Slovénie, mai 2012

Une mosaïque de rencontres en plein printemps

Du 28 avril au 1er mai 2012, une rencontre internationale de jeunes a pris place dans la capitale de la Slovénie. Cette nouvelle étape du pèlerinage de confiance sur la terre a permis à des jeunes de nombreux pays d’expérimenter l’hospitalité slovène et de s’enraciner dans la foi.


Sur les bords de la Ljubljanica, les premiers vrais jours du printemps donnaient une très belle impression de sérénité au centre piétonnier de la ville. Comme dans une mosaïque, chacun des participants, des volontaires, des chrétiens de la ville apportait sa touche de couleur et la diversité de pays, de générations, de cultures et de confessions chrétiennes donnait une vraie idée de l’universalité de l’Église.
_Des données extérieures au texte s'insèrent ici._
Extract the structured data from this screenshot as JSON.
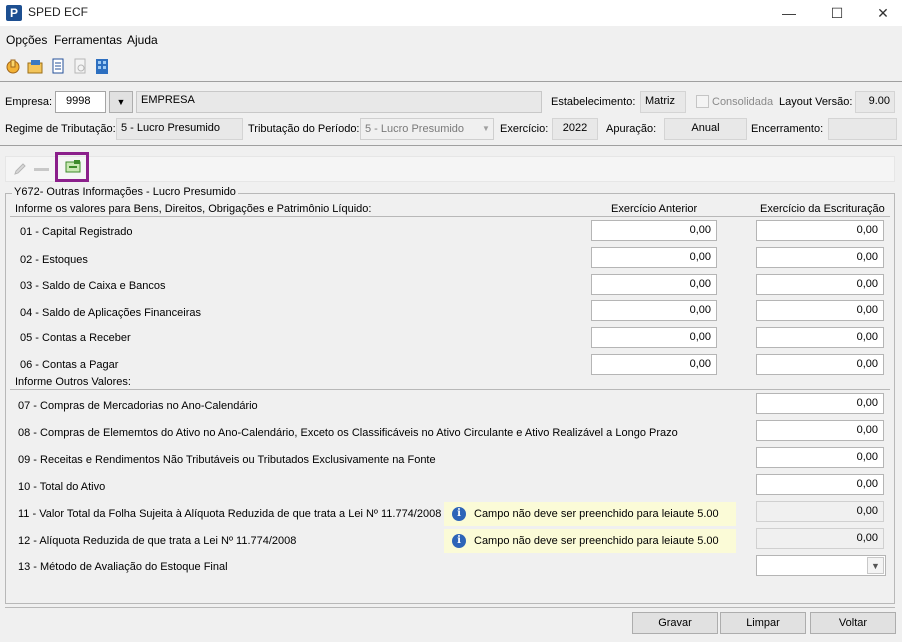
{
  "window": {
    "title": "SPED ECF",
    "minimize": "—",
    "maximize": "☐",
    "close": "✕"
  },
  "menu": [
    "Opções",
    "Ferramentas",
    "Ajuda"
  ],
  "header": {
    "empresa_label": "Empresa:",
    "empresa_code": "9998",
    "empresa_name": "EMPRESA",
    "estabelecimento_label": "Estabelecimento:",
    "estabelecimento_value": "Matriz",
    "consolidada_label": "Consolidada",
    "layout_label": "Layout Versão:",
    "layout_value": "9.00",
    "regime_label": "Regime de Tributação:",
    "regime_value": "5 - Lucro Presumido",
    "tributacao_label": "Tributação do Período:",
    "tributacao_value": "5 - Lucro Presumido",
    "exercicio_label": "Exercício:",
    "exercicio_value": "2022",
    "apuracao_label": "Apuração:",
    "apuracao_value": "Anual",
    "encerramento_label": "Encerramento:",
    "encerramento_value": ""
  },
  "group": {
    "title": "Y672- Outras Informações - Lucro Presumido",
    "section1_label": "Informe os valores para Bens, Direitos, Obrigações e Patrimônio Líquido:",
    "col_anterior": "Exercício Anterior",
    "col_escrituracao": "Exercício da Escrituração",
    "rows1": [
      {
        "label": "01 - Capital Registrado",
        "anterior": "0,00",
        "escrituracao": "0,00"
      },
      {
        "label": "02 - Estoques",
        "anterior": "0,00",
        "escrituracao": "0,00"
      },
      {
        "label": "03 - Saldo de Caixa e Bancos",
        "anterior": "0,00",
        "escrituracao": "0,00"
      },
      {
        "label": "04 - Saldo de Aplicações Financeiras",
        "anterior": "0,00",
        "escrituracao": "0,00"
      },
      {
        "label": "05 - Contas a Receber",
        "anterior": "0,00",
        "escrituracao": "0,00"
      },
      {
        "label": "06 - Contas a Pagar",
        "anterior": "0,00",
        "escrituracao": "0,00"
      }
    ],
    "section2_label": "Informe Outros Valores:",
    "rows2": [
      {
        "label": "07 - Compras de Mercadorias no Ano-Calendário",
        "value": "0,00"
      },
      {
        "label": "08 - Compras de Elememtos do Ativo no Ano-Calendário, Exceto os Classificáveis no Ativo Circulante e Ativo  Realizável a Longo Prazo",
        "value": "0,00"
      },
      {
        "label": "09 - Receitas e Rendimentos Não Tributáveis ou Tributados Exclusivamente na Fonte",
        "value": "0,00"
      },
      {
        "label": "10 - Total do Ativo",
        "value": "0,00"
      },
      {
        "label": "11 - Valor Total da Folha Sujeita à Alíquota Reduzida de que trata a Lei Nº 11.774/2008",
        "value": "0,00",
        "info": "Campo não deve ser preenchido para leiaute 5.00"
      },
      {
        "label": "12 - Alíquota Reduzida de que trata a Lei Nº 11.774/2008",
        "value": "0,00",
        "info": "Campo não deve ser preenchido para leiaute 5.00"
      },
      {
        "label": "13 - Método de Avaliação do Estoque Final",
        "value": ""
      }
    ]
  },
  "buttons": {
    "gravar": "Gravar",
    "limpar": "Limpar",
    "voltar": "Voltar"
  },
  "colors": {
    "highlight": "#8b1f8b",
    "info_bg": "#fbfbd7",
    "info_icon": "#2d64b8"
  }
}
Pour certains, cette rencontre évoquait un précédent rassemblement qui s’était tenu il y a vingt-cinq ans dans la même ville, et que frère Alois a évoqué dès le premier soir de la rencontre dans sa méditation :

Nous vivons maintenant à Ljubljana une étape nouvelle du « pèlerinage de confiance sur la terre ». Il est bon de nous rappeler que ce pèlerinage a commencé voici bien longtemps et de faire mémoire en particulier de cette étape d’il y a 25 ans à laquelle ont participé les parents de certains d’entre vous. Sans oublier non plus que plusieurs années auparavant frère Roger était déjà venu une première fois en Slovénie, pour une belle rencontre à Stična. Entre temps nous avons été conduits sur le chemin de la liberté. Même si ce chemin est parfois ardu, rempli d’obstacles, nous voudrions renouveler notre reconnaissance pour cette liberté, et avancer courageusement.
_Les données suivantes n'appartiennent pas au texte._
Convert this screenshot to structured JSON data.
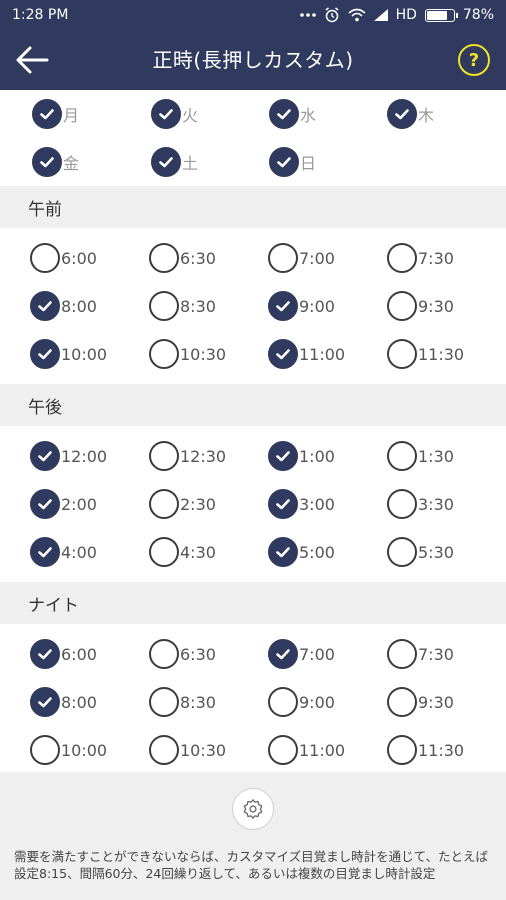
{
  "status": {
    "time": "1:28 PM",
    "signal": "HD",
    "battery": "78%",
    "battery_level": 0.78,
    "icons": [
      "more-dots-icon",
      "alarm-icon",
      "wifi-icon",
      "signal-icon",
      "battery-icon"
    ]
  },
  "appbar": {
    "title": "正時(長押しカスタム)",
    "back_icon": "arrow-left-icon",
    "help_label": "?"
  },
  "days": [
    {
      "label": "月",
      "checked": true
    },
    {
      "label": "火",
      "checked": true
    },
    {
      "label": "水",
      "checked": true
    },
    {
      "label": "木",
      "checked": true
    },
    {
      "label": "金",
      "checked": true
    },
    {
      "label": "土",
      "checked": true
    },
    {
      "label": "日",
      "checked": true
    }
  ],
  "sections": [
    {
      "title": "午前",
      "times": [
        {
          "label": "6:00",
          "checked": false
        },
        {
          "label": "6:30",
          "checked": false
        },
        {
          "label": "7:00",
          "checked": false
        },
        {
          "label": "7:30",
          "checked": false
        },
        {
          "label": "8:00",
          "checked": true
        },
        {
          "label": "8:30",
          "checked": false
        },
        {
          "label": "9:00",
          "checked": true
        },
        {
          "label": "9:30",
          "checked": false
        },
        {
          "label": "10:00",
          "checked": true
        },
        {
          "label": "10:30",
          "checked": false
        },
        {
          "label": "11:00",
          "checked": true
        },
        {
          "label": "11:30",
          "checked": false
        }
      ]
    },
    {
      "title": "午後",
      "times": [
        {
          "label": "12:00",
          "checked": true
        },
        {
          "label": "12:30",
          "checked": false
        },
        {
          "label": "1:00",
          "checked": true
        },
        {
          "label": "1:30",
          "checked": false
        },
        {
          "label": "2:00",
          "checked": true
        },
        {
          "label": "2:30",
          "checked": false
        },
        {
          "label": "3:00",
          "checked": true
        },
        {
          "label": "3:30",
          "checked": false
        },
        {
          "label": "4:00",
          "checked": true
        },
        {
          "label": "4:30",
          "checked": false
        },
        {
          "label": "5:00",
          "checked": true
        },
        {
          "label": "5:30",
          "checked": false
        }
      ]
    },
    {
      "title": "ナイト",
      "times": [
        {
          "label": "6:00",
          "checked": true
        },
        {
          "label": "6:30",
          "checked": false
        },
        {
          "label": "7:00",
          "checked": true
        },
        {
          "label": "7:30",
          "checked": false
        },
        {
          "label": "8:00",
          "checked": true
        },
        {
          "label": "8:30",
          "checked": false
        },
        {
          "label": "9:00",
          "checked": false
        },
        {
          "label": "9:30",
          "checked": false
        },
        {
          "label": "10:00",
          "checked": false
        },
        {
          "label": "10:30",
          "checked": false
        },
        {
          "label": "11:00",
          "checked": false
        },
        {
          "label": "11:30",
          "checked": false
        }
      ]
    }
  ],
  "footer": {
    "settings_icon": "gear-icon",
    "text": "需要を満たすことができないならば、カスタマイズ目覚まし時計を通じて、たとえば設定8:15、間隔60分、24回繰り返して、あるいは複数の目覚まし時計設定"
  },
  "colors": {
    "primary": "#2f3a5e",
    "help_accent": "#f3e225",
    "section_bg": "#efefef"
  }
}
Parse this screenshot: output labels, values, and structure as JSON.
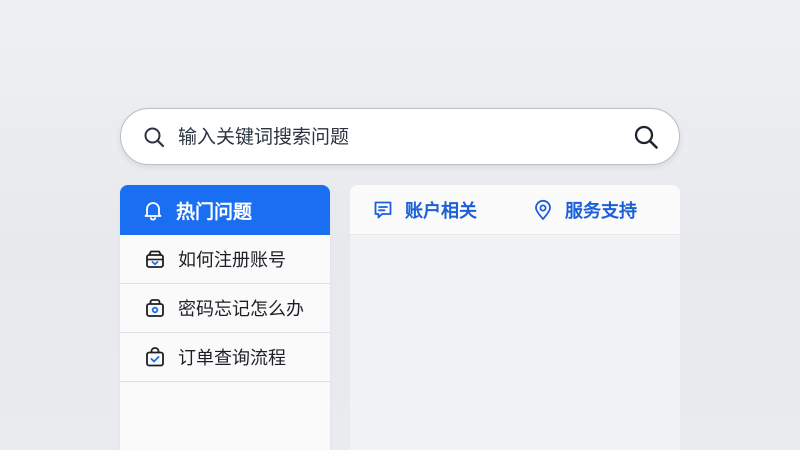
{
  "search": {
    "placeholder": "输入关键词搜索问题",
    "icon": "search-icon",
    "button_icon": "search-icon"
  },
  "left_panel": {
    "header": {
      "label": "热门问题",
      "icon": "bell-icon"
    },
    "items": [
      {
        "label": "如何注册账号",
        "icon": "inbox-icon"
      },
      {
        "label": "密码忘记怎么办",
        "icon": "lock-box-icon"
      },
      {
        "label": "订单查询流程",
        "icon": "bag-check-icon"
      }
    ]
  },
  "right_panel": {
    "tabs": [
      {
        "label": "账户相关",
        "icon": "message-icon"
      },
      {
        "label": "服务支持",
        "icon": "location-pin-icon"
      }
    ]
  },
  "colors": {
    "accent": "#1a6ef2",
    "tab_text": "#1b5fd9",
    "text": "#1c1f24"
  }
}
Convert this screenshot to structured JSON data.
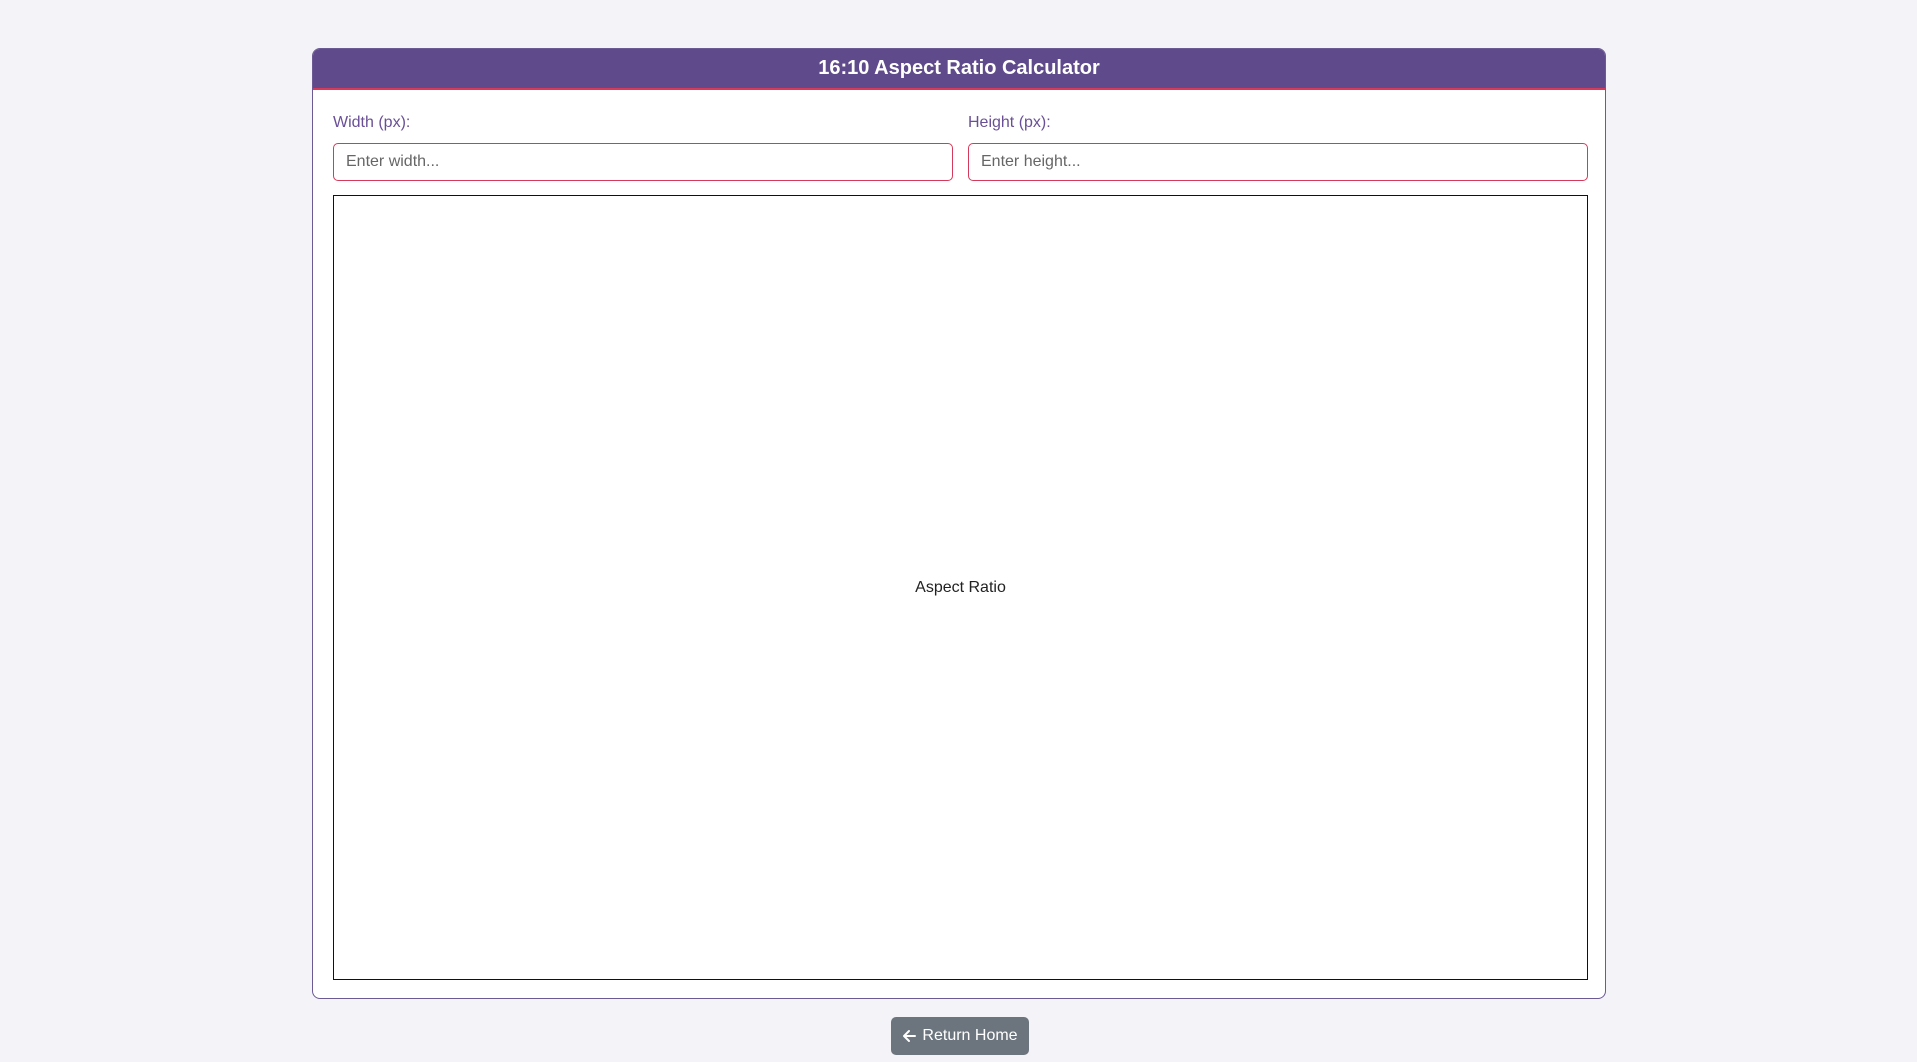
{
  "calculator": {
    "title": "16:10 Aspect Ratio Calculator",
    "width_label": "Width (px):",
    "width_placeholder": "Enter width...",
    "width_value": "",
    "height_label": "Height (px):",
    "height_placeholder": "Enter height...",
    "height_value": "",
    "preview_label": "Aspect Ratio"
  },
  "footer": {
    "return_home_label": "Return Home",
    "return_home_icon": "arrow-left-icon"
  },
  "colors": {
    "header_bg": "#5f4a8b",
    "accent_border": "#d63a5a",
    "label_text": "#6a4f96",
    "button_bg": "#6c757d",
    "page_bg": "#f3f3f8"
  }
}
Parmi les jeunes générations aussi, la mémoire existe des conflits qui ont divisé cette région de l’Europe il y a deux décennies. Stefan, originaire du sud de l’Autriche, écrit :

Je suis encore très touché par les précieux échanges avec ma famille d’accueil, les rencontres dans les carrefours et bien sûr les prières communes. Ayant grandi dans une ville d’Autriche proche de la frontière avec la Slovénie, j’ai vécu comme enfant les confrontations des années 90. J’ai vu les chars s’installant sur le sommet des montagnes, des soldats passant dans ma ville. Aujourd’hui j’ai été accueilli dans un pays libre et démocratique, avec une grande hospitalité. En Dieu tout est possible – les frontières peuvent être dépassées, et même dans les moments les plus sombres il est avec nous, et une vie de communion est possible.
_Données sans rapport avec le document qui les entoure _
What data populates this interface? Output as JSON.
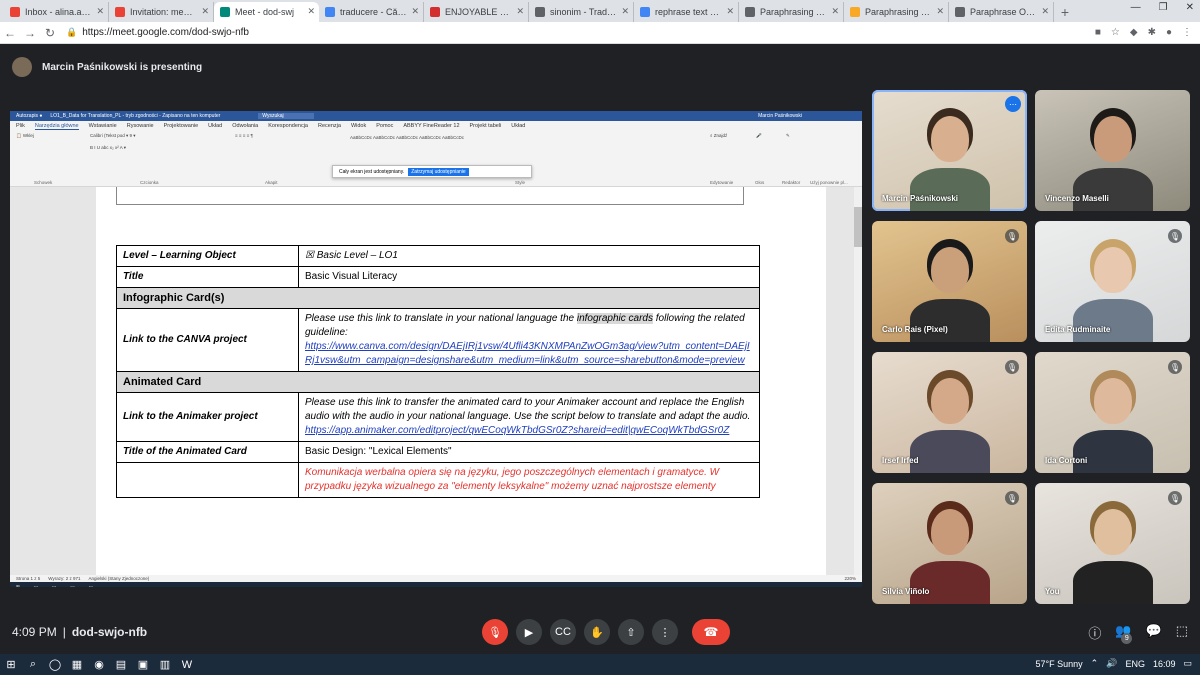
{
  "browser": {
    "tabs": [
      {
        "title": "Inbox - alina.ailinca",
        "color": "#ea4335"
      },
      {
        "title": "Invitation: meeting",
        "color": "#ea4335"
      },
      {
        "title": "Meet - dod-swj",
        "color": "#00897b",
        "active": true
      },
      {
        "title": "traducere - Căutare",
        "color": "#4285f4"
      },
      {
        "title": "ENJOYABLE Synony",
        "color": "#d32f2f"
      },
      {
        "title": "sinonim - Traducere",
        "color": "#5f6368"
      },
      {
        "title": "rephrase text - Căut",
        "color": "#4285f4"
      },
      {
        "title": "Paraphrasing Tool",
        "color": "#5f6368"
      },
      {
        "title": "Paraphrasing Tool",
        "color": "#f9a825"
      },
      {
        "title": "Paraphrase Online",
        "color": "#5f6368"
      }
    ],
    "url": "https://meet.google.com/dod-swjo-nfb"
  },
  "meeting": {
    "presenting_text": "Marcin Paśnikowski is presenting",
    "time": "4:09 PM",
    "code": "dod-swjo-nfb",
    "participant_count": "9",
    "participants": [
      {
        "name": "Marcin Paśnikowski",
        "muted": false,
        "speaking": true
      },
      {
        "name": "Vincenzo Maselli",
        "muted": false
      },
      {
        "name": "Carlo Rais (Pixel)",
        "muted": true
      },
      {
        "name": "Edita Rudminaite",
        "muted": true
      },
      {
        "name": "Irsef Irfed",
        "muted": true
      },
      {
        "name": "Ida Cortoni",
        "muted": true
      },
      {
        "name": "Silvia Viñolo",
        "muted": true
      },
      {
        "name": "You",
        "muted": true
      }
    ]
  },
  "word": {
    "title_bar": "LO1_B_Data for Translation_PL - tryb zgodności - Zapisano na ten komputer",
    "search": "Wyszukaj",
    "user": "Marcin Paśnikowski",
    "menu": [
      "Plik",
      "Narzędzia główne",
      "Wstawianie",
      "Rysowanie",
      "Projektowanie",
      "Układ",
      "Odwołania",
      "Korespondencja",
      "Recenzja",
      "Widok",
      "Pomoc",
      "ABBYY FineReader 12",
      "Projekt tabeli",
      "Układ"
    ],
    "ribbon_groups": [
      "Schowek",
      "Czcionka",
      "Akapit",
      "Style",
      "Edytowanie",
      "Głos",
      "Redaktor",
      "Użyj ponownie pl..."
    ],
    "share_banner": "Cały ekran jest udostępniany.",
    "share_stop": "Zatrzymaj udostępnianie",
    "status": {
      "page": "Strona 1 z 5",
      "words": "Wyrazy: 2 z 971",
      "lang": "Angielski (Stany Zjednoczone)",
      "zoom": "220%"
    },
    "table": {
      "level_label": "Level – Learning Object",
      "level_value": "☒ Basic Level – LO1",
      "title_label": "Title",
      "title_value": "Basic Visual Literacy",
      "sec1": "Infographic Card(s)",
      "canva_label": "Link to the CANVA project",
      "canva_text_a": "Please use this link to translate in your national language the ",
      "canva_text_hl": "infographic cards",
      "canva_text_b": " following the related guideline:",
      "canva_link": "https://www.canva.com/design/DAEjIRj1vsw/4Ufli43KNXMPAnZwOGm3ag/view?utm_content=DAEjIRj1vsw&utm_campaign=designshare&utm_medium=link&utm_source=sharebutton&mode=preview",
      "sec2": "Animated Card",
      "anim_label": "Link to the Animaker project",
      "anim_text": "Please use this link to transfer the animated card to your Animaker account and replace the English audio with the audio in your national language. Use the script below to translate and adapt the audio.",
      "anim_link": "https://app.animaker.com/editproject/qwECoqWkTbdGSr0Z?shareid=edit|qwECoqWkTbdGSr0Z",
      "animtitle_label": "Title of the Animated Card",
      "animtitle_value": "Basic Design: \"Lexical Elements\"",
      "polish_text": "Komunikacja werbalna opiera się na języku, jego poszczególnych elementach i gramatyce. W przypadku języka wizualnego za \"elementy leksykalne\" możemy uznać najprostsze elementy"
    }
  },
  "taskbar": {
    "weather": "57°F  Sunny",
    "lang": "ENG",
    "clock": "16:09"
  }
}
Traverser les frontières, c’est ce que tous les jeunes venant de l’extérieur ont vécu pour arriver en Slovénie. Maria et Radek, de la Pologne, ont dit comment leur voyage jusqu’à Ljubljana était déjà partie intégrante du pèlerinage de confiance :

Cette fois, nous avions décidé de voyager en auto-stop. Cela nous a pris 26 heures pour arriver à Ljubljana depuis Cracovie. Ce fut une très belle opportunité de faire confiance à ceux sur qui nous avons dû compter pour notre voyage. Nous leur avons parlé de Taizé, donné notre témoignage et expliqué les motivations qui nous ont menés à participer à cette rencontre !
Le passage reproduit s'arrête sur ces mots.